Dans le manuel Forum 1, ces interactions apparaissent de différentes manières, soit sous forme d’exemples à l’apprenant, soit à travers les propositions d’activités. Les exemples sont donnés à travers des dialogues en contexte, qui permettent à l’apprenant de commencer à comprendre les relations interactionnelles dans la langue étrangère qui ne sont pas forcément les mêmes qu’il connaît dans sa langue maternelle. Cela est fait, par exemple, dans la rubrique « forum », où une grande photo aide l’établissement de la situation et son rapprochement de la réalité ; les dialogues sont situés dans l’image, ce qui permet une meilleure compréhension de l’interaction.

C’est le cas, par exemple, de l’unité 3 du manuel (pages 58 et 59), où on trouve une photo de la réception d’un hôtel, ainsi qu’une autre qui représente une scène quotidienne ordinaire dans le restaurant, où les gens prennent leur petit déjeuner. À partir de ces images, trois dialogues sont proposés, un dans la réception et deux dans le restaurant, comme en atteste l’un des dialogues

« 2.
- Du café, monsieur ?
- Oui, merci. Avec beaucoup de lait, s’il vous plait.
- Quelle chambre ?
- Pardon ?
- Le numéro de votre chambre, s’il vous plait.
- Ah ! ma chambre ? J’ai la 212. » (Baylon, Campà et al., 2000a : 59)

Alors même que l’apprenant apprend le vocabulaire et connaît les structures linguistiques concernant la thématique abordée, il découvre (tout seul, avec l’aide du professeur ou du manuel) les structures interactionnelles abordées dans chacune des situations. La négociation de sens, par exemple, est claire dans le cas du dialogue numéro 2, où le serveur demande abruptement une information (- Quelle chambre ?) et le client, que ne comprend pas d’immédiat la question, négocie le significat en demandant que la question soit répétée (- Pardon ?), ce qui est fait par le serveur en suite (- Le numéro de votre chambre, s’il vous plait). Pour conduire le professeur et l’apprenant dans cette perception, les auteurs du manuel proposent une activité dirigée qui attire l’attention exactement à cet extrait du dialogue :

« 2.Écoutez le dialogue 2 et répondez
1. Le serveur pose deux questions pour demander le numéro de la chambre. Retrouvez-les.
2. Comment est-ce que le client demande au serveur de répéter ?
3. Quel est le numéro de la chambre du client ? » (Baylon, Campà et al., 2000a : 59)

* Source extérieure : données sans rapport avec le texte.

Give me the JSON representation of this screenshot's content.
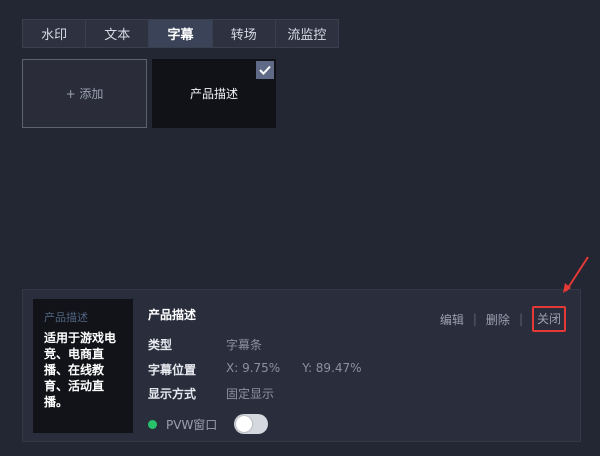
{
  "tabs": [
    {
      "label": "水印"
    },
    {
      "label": "文本"
    },
    {
      "label": "字幕",
      "active": true
    },
    {
      "label": "转场"
    },
    {
      "label": "流监控"
    }
  ],
  "add_tile": {
    "label": "+ 添加"
  },
  "subtitle_tile": {
    "label": "产品描述",
    "selected": true,
    "check_icon": "check-icon"
  },
  "detail": {
    "preview_title": "产品描述",
    "preview_text": "适用于游戏电竞、电商直播、在线教育、活动直播。",
    "title": "产品描述",
    "actions": {
      "edit": "编辑",
      "delete": "删除",
      "close": "关闭",
      "sep": "|"
    },
    "type_label": "类型",
    "type_value": "字幕条",
    "position_label": "字幕位置",
    "position_x": "X: 9.75%",
    "position_y": "Y: 89.47%",
    "display_label": "显示方式",
    "display_value": "固定显示",
    "pvw_label": "PVW窗口",
    "pvw_enabled": false
  },
  "colors": {
    "accent_red": "#e53935",
    "status_green": "#27c26a",
    "background": "#232633"
  }
}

La consigne de l’exercice nous montre que la lecture du dialogue vient après son écoute et, comme nous l’avons précédemment abordé, à l’oral le caractère interactionnel est plus évident. Par contre, cette représentation faite dans le manuel est toujours loin de l’usage réel de la langue, considérant que quelques caractéristiques marquantes d’une interaction verbale en français, comme les chevauchements par exemple, ne sont pas reproduites. Cela est justifiable par le caractère didactique du manuel et l’importance qu’il faut donner à l’information et, par conséquent, à la clarté avec laquelle elle doit être transmise, mais ce choix didactique de présentation du dialogue en détriment de l’interaction apporte des difficultés postérieures à l’apprenant quand en situation réelle de communication, puisque ces spécificités y apportent des difficultés naturelles.

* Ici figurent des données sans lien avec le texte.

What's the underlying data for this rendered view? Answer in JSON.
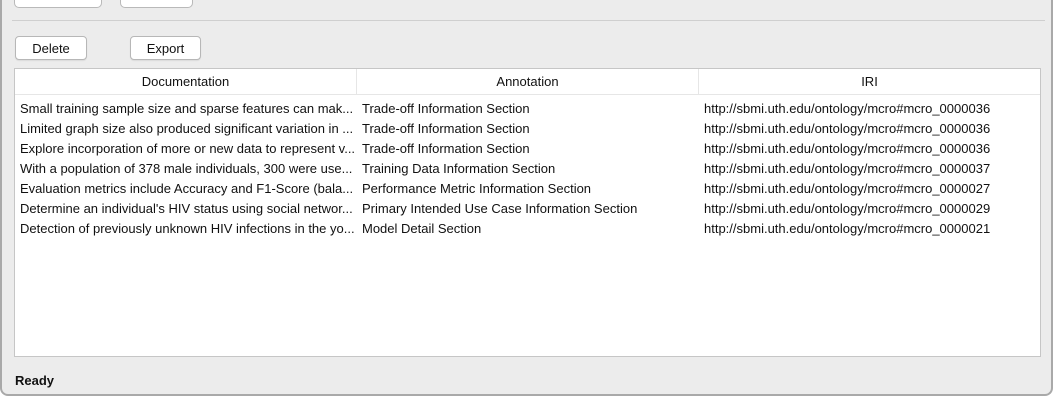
{
  "toolbar": {
    "delete_label": "Delete",
    "export_label": "Export"
  },
  "table": {
    "columns": [
      "Documentation",
      "Annotation",
      "IRI"
    ],
    "rows": [
      [
        "Small training sample size and sparse features can mak...",
        "Trade-off Information Section",
        "http://sbmi.uth.edu/ontology/mcro#mcro_0000036"
      ],
      [
        "Limited graph size also produced significant variation in ...",
        "Trade-off Information Section",
        "http://sbmi.uth.edu/ontology/mcro#mcro_0000036"
      ],
      [
        "Explore incorporation of more or new data to represent v...",
        "Trade-off Information Section",
        "http://sbmi.uth.edu/ontology/mcro#mcro_0000036"
      ],
      [
        "With a population of 378 male individuals, 300 were use...",
        "Training Data Information Section",
        "http://sbmi.uth.edu/ontology/mcro#mcro_0000037"
      ],
      [
        "Evaluation metrics include Accuracy and F1-Score (bala...",
        "Performance Metric Information Section",
        "http://sbmi.uth.edu/ontology/mcro#mcro_0000027"
      ],
      [
        "Determine an individual's HIV status using social networ...",
        "Primary Intended Use Case Information Section",
        "http://sbmi.uth.edu/ontology/mcro#mcro_0000029"
      ],
      [
        "Detection of previously unknown HIV infections in the yo...",
        "Model Detail Section",
        "http://sbmi.uth.edu/ontology/mcro#mcro_0000021"
      ]
    ]
  },
  "status": {
    "text": "Ready"
  }
}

Pour la production orale de l’apprenant en interaction, l’importance de développer des stratégies, à partir de négociations, est motivée par les auteurs à travers quelques activités, comme un jeu de rôles

« 4. Imaginez la situation. Préparez et jouez la scène à deux.
Vous passez trois jours (du 20 au 22 mai) à Lyon pour votre travail. Un(e) ami(e) français(e) habite Lyon. Vous téléphonez et proposez un rendez-vous : vers 8 heures du matin à votre hôtel (hôtel du Parc), pour le petit déjeuner. Vous proposez le 21, mais votre ami(e)a une réunion et propose de dîner un soir au restaurant. Vous discutez… » (Baylon, Campà et al., 2000a : 69)

Avec cette activité, non seulement il y a la suggestion d’un schéma à suivre de la part des auteurs, mais le différentiel est la proposition d’une négociation que l’apprenant doit établir avec son interlocuteur, afin d’arriver à un consensus concernant la date de leur rencontre. Ce type d’activité exige de l’apprenant, au-delà des connaissances linguistiques, le développement de stratégies d’interaction qui basent la négociation et qui donneront le support à des futures interactions en situation réelle de communication.

Malgré le grand éventail de possibilités d’interaction à l’oral, comme les débats, ce que nous percevons est la restriction d’activités proposées dans le manuel réduite à la formulation de dialogues, qui peut être motivé par le niveau toujours trop élémentaire des apprenants ou pour la grande difficulté argumentative apportée par un débat, par exemple, qui exige une bonne connaissance de la langue et du thème discuté. L’exception est faite dans l’unité 05, à la rubrique « interculturel », où une interview est proposée comme tâche à l’apprenant :

« Interviewez votre voisin(e)
Est-ce que vous partez ? Où ? Pour quoi faire ?
- Combien de fois par an est-ce que vous partez ? ... » (Baylon, Campà et al., 2000a : 111)

De manière distincte, la difficulté d’établir une interaction écrite est due à cause de la séparation temporelle et spatiale entre les interlocuteurs ; de quelque manière, elle existe de manière constante, particulièrement à travers les correspondances, qui d’une certaine manière matérialisent cette « conversation » véhiculée par l’interaction. Pour son caractère aussi pédagogique, les correspondances sont souvent proposées comme activités dans les matériels, comme c’est le cas d’un exercice de l’unité 3, dans la rubrique « Agir – Réagir » (page 63), où l’idée est que l’apprenant rédige une carte : « 4. Marine et Vincent écrivent une carte de la Martinique à Sophie Lecornec. Rédigez-la » (Baylon, Campà et al., 2000a : 63). Plusieurs exercices d’écriture de correspondance comme celui-ci sont proposés dans toutes les unités du manuel, ce qui montre l’importance qu’on lui donne en tant qu’activité didactique.

Une autre proposition d’écriture, qui motive les interactions et est proposée plus en plus souvent dans les manuels, est l’utilisation du courriel, qui est représenté sous sa forme graphique standard, avec ses parties fondamentales : expéditeur, destinateur, objet et message, et qui symbolise actuellement l’interaction écrite, plus proche de la vitesse de l’oral, vu qu’il y a la possibilité d’une réponse presque immédiate de ce qui a été écrit et envoyé. Nous trouvons un exemple de l’utilisation de cette forme de document dès le début de l’apprentissage, quand le manuel propose dans la rubrique « Point-DELF », par exemple, la rédaction d’une lettre amicale comme exercice pour l’évaluation du DELF unité A1 : « Céline reçoit un mél de son amie Carole. Elle répond. Écrivez le mél de Céline. » (Baylon, Campà et al., 2000a : 56).